Here is my latest lesson, a few more shots.






















I really like messing with the bristlenose cats they are easy & fun to watch.


----------



## paradise (Jan 13, 2006)

Bristles think you may enjoy this if you like bristlenose catfish. To judge the size, the pebbles are reg. Aquasoil.


----------



## bristles (Mar 7, 2006)

You are right Ed, I do like that very much  . Are you breeding them now ? that little rascal can't have been out of the cave for very long.


----------



## paradise (Jan 13, 2006)

Well, I got the whole family, father, 3 mothers, and a dozen babies from a friend who was moving out of town. I put the big ones into the 180g, hoping to see them do something, it's full of black lava rock, so maybe tons of caves in there, but have not seen anything yet. The babies are in the 75cm ADA tank, and are VERY slow growers.


----------



## bristles (Mar 7, 2006)

You have a good friend, quite a nice parting gift. I bet if you put a coconut shell cave (usually in the reptile section at LFS) in a corner you would get spawning, thats the perfect combo 1 male 3 females.
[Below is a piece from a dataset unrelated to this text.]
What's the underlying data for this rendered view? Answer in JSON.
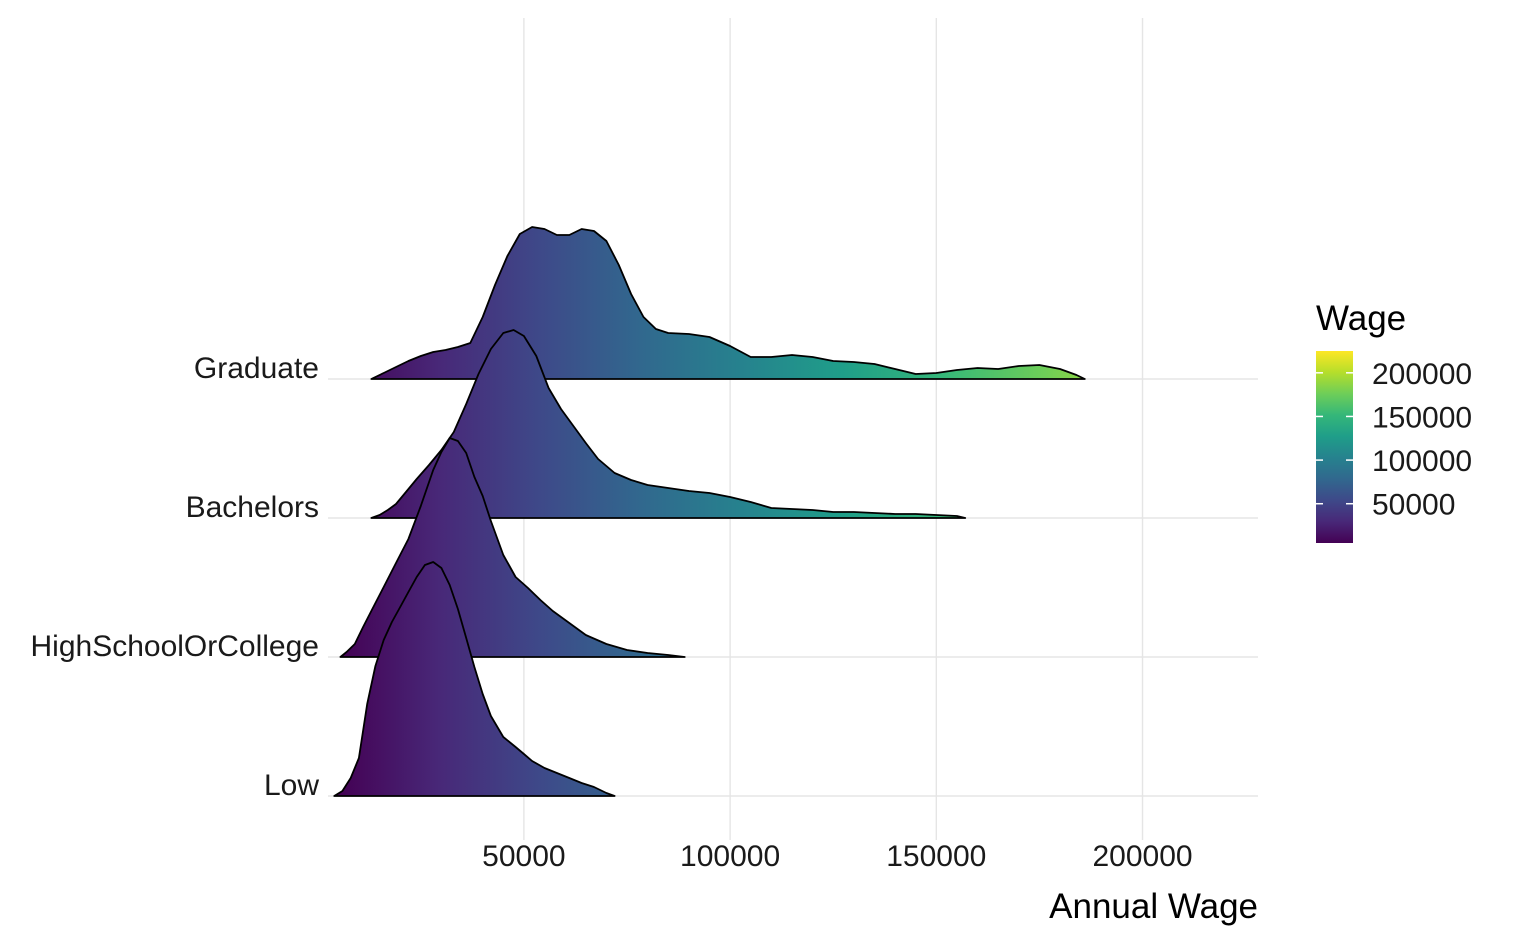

I've seen pics of your 180 those ancistrus most be very happy. Do you give them any veggies ? mine love slices of raw zucchini.


----------



## milalic (Aug 26, 2005)

Very nice. That is small.


----------



## paradise (Jan 13, 2006)

bristles said:


> Do you give them any veggies ? mine love slices of raw zucchini.
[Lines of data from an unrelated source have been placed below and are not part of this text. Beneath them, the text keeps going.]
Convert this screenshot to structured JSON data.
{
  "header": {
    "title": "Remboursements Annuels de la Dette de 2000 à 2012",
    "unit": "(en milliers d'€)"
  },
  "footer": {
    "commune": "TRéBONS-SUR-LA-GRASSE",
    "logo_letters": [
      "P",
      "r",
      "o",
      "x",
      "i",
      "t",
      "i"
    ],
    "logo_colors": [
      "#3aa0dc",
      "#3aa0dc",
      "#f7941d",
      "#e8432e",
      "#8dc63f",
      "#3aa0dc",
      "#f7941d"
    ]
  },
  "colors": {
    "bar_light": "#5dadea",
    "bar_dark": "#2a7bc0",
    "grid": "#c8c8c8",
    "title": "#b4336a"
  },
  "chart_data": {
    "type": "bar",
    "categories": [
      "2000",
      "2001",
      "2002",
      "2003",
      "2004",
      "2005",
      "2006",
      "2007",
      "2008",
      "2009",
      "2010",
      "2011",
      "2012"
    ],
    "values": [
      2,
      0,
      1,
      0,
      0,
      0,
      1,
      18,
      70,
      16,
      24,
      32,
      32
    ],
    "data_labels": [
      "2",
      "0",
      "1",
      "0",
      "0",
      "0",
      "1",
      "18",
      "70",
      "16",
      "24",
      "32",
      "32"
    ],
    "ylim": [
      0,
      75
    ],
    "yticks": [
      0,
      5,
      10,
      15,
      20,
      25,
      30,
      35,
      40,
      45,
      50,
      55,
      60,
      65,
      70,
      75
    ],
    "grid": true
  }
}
Well, the tank has like 30 cories, so the slow plecos would not have a chance. That tank gets fed pretty well, so they get their share, they are fat  I dont worry about breeding. Used to breed cichlids, big mean fish, since then I just dont worry about breeding.


----------



## bristles (Mar 7, 2006)

Just a few more veiws of my little ones


----------



## Raul-7 (Feb 4, 2004)

Great job. They look really healthy and growing. I assume the larger ones are from an earlier batch? How often do yours breed?


----------



## Suikei (May 5, 2007)

Wow those babies are cute!!! <3

I have the strange urge to hug them, like in finding nemo where Dory is like, "I will call him my squishy and he will be mine." Anyway, awesome shot. Makes me more attracted to breeding fish. :nod:


----------



## bristles (Mar 7, 2006)

There are 3 batch's in this tank, they spawn about every 4-5 weeks.


----------